Your stock shot up and your call is deep in the money. Do you let it get called away? Or do you Roll Up? We explore how to manage a winning trade.

Feb 18, 202610 min read

The High-Class Problem

Your stock rallied above your strike price. Congratulations! But now you face a choice:

1. Do Nothing: Let the stock be called away, take max profit, and move on.

2. Roll Up: Buy back the call and sell a higher strike to capture more stock appreciation.

3. Close Early: If the option has lost all time value (trading at parity), close the entire trade to free up capital.

Rolling Up: Chasing the Rally

Rolling Up usually costs money (a Debit). You are buying back an expensive ITM call and selling a cheaper OTM call.

This raises your max profit potential, BUT it also raises your break-even point. You are increasing risk to chase reward.

Rule of Thumb: Only roll up if you are confidently bullish and willing to accept a pullback risk.

Rolling up is aggressive. It turns a "guaranteed win" into a new active bet.

Action at Expiration

If your option is ITM at expiration, it will be exercised. If you want to keep the stock, you MUST roll forward (Buy current expiry, Sell next month).

Ideally, roll forward when the time premium is near zero. If you can roll "Up and Out" (higher strike, later date) for a net credit, that is the holy grail of adjustments.

Avoiding the "Uncovered" Margin Trap

Warning: If you let a call expire on Friday and sell a new call on Friday afternoon (thinking the old one is dead), you are technically "Uncovered" over the weekend.

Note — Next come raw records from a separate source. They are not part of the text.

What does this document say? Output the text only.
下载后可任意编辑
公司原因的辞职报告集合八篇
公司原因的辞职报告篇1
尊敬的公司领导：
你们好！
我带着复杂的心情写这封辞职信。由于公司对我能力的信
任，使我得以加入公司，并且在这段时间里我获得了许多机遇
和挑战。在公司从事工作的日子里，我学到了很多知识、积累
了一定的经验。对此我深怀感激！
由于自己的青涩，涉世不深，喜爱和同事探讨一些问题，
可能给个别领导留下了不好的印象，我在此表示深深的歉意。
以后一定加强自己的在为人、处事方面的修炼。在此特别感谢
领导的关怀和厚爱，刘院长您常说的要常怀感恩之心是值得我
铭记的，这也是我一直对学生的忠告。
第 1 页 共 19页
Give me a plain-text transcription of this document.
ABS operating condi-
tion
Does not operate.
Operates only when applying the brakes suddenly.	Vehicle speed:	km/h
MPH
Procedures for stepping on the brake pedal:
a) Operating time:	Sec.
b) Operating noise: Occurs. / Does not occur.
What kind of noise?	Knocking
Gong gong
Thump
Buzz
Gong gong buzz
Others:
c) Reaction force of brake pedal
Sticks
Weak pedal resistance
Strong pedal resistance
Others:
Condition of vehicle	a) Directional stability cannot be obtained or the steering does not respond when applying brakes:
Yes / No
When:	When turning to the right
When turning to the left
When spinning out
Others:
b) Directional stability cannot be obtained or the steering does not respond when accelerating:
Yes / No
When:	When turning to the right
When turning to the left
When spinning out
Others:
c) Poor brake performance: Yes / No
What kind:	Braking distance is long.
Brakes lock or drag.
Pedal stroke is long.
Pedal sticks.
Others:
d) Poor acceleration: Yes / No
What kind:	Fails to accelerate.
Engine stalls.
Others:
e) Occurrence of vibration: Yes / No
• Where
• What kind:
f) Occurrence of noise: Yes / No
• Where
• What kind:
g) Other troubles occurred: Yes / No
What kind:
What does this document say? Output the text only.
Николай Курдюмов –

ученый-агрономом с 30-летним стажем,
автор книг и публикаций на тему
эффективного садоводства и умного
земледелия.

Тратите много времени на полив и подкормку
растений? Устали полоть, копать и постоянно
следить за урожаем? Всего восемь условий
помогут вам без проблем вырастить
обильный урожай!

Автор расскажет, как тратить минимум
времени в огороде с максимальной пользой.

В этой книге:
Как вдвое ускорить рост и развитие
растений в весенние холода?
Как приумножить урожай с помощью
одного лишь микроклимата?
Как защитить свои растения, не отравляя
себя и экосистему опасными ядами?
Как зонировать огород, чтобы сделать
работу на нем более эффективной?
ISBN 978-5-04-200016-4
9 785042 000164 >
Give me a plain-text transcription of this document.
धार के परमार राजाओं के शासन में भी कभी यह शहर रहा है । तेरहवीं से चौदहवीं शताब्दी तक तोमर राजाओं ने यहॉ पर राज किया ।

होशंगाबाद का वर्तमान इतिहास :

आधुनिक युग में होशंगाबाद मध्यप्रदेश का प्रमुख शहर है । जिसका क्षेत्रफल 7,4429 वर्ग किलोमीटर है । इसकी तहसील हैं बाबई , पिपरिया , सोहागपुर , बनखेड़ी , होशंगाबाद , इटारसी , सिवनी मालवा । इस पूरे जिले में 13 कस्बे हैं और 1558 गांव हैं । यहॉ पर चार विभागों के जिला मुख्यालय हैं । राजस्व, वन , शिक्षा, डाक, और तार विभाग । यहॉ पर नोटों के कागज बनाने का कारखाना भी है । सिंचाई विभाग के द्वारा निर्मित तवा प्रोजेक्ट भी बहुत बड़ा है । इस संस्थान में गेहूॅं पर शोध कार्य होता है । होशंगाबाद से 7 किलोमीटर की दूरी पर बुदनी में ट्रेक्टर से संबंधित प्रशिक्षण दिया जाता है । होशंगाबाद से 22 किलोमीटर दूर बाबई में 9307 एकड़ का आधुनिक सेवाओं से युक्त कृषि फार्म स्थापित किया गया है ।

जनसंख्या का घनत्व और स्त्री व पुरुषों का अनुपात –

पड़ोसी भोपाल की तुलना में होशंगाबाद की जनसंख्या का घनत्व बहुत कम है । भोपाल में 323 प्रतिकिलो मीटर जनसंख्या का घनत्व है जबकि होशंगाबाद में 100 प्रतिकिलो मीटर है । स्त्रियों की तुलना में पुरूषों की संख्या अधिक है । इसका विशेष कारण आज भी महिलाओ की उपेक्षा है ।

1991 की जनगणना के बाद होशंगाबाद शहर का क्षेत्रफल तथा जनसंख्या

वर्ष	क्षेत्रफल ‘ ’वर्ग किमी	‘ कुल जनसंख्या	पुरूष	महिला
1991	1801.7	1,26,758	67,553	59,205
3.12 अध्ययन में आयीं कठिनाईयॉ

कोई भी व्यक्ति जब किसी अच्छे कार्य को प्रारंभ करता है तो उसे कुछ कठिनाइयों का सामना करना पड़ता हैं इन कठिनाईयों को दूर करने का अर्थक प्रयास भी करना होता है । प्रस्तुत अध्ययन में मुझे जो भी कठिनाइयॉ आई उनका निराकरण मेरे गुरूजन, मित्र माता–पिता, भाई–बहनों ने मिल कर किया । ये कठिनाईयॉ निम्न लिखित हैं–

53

Always close the old position before opening the new one, or wait until Monday to sell the new call.

Key takeaways

  • Letting stock be called away is often the most efficient move.
  • Rolling Up incurs a debit and raises your risk; do it cautiously.
  • Roll forward when time value (Theta) has decayed to near zero.
  • Watch out for margin rules when rolling near expiration.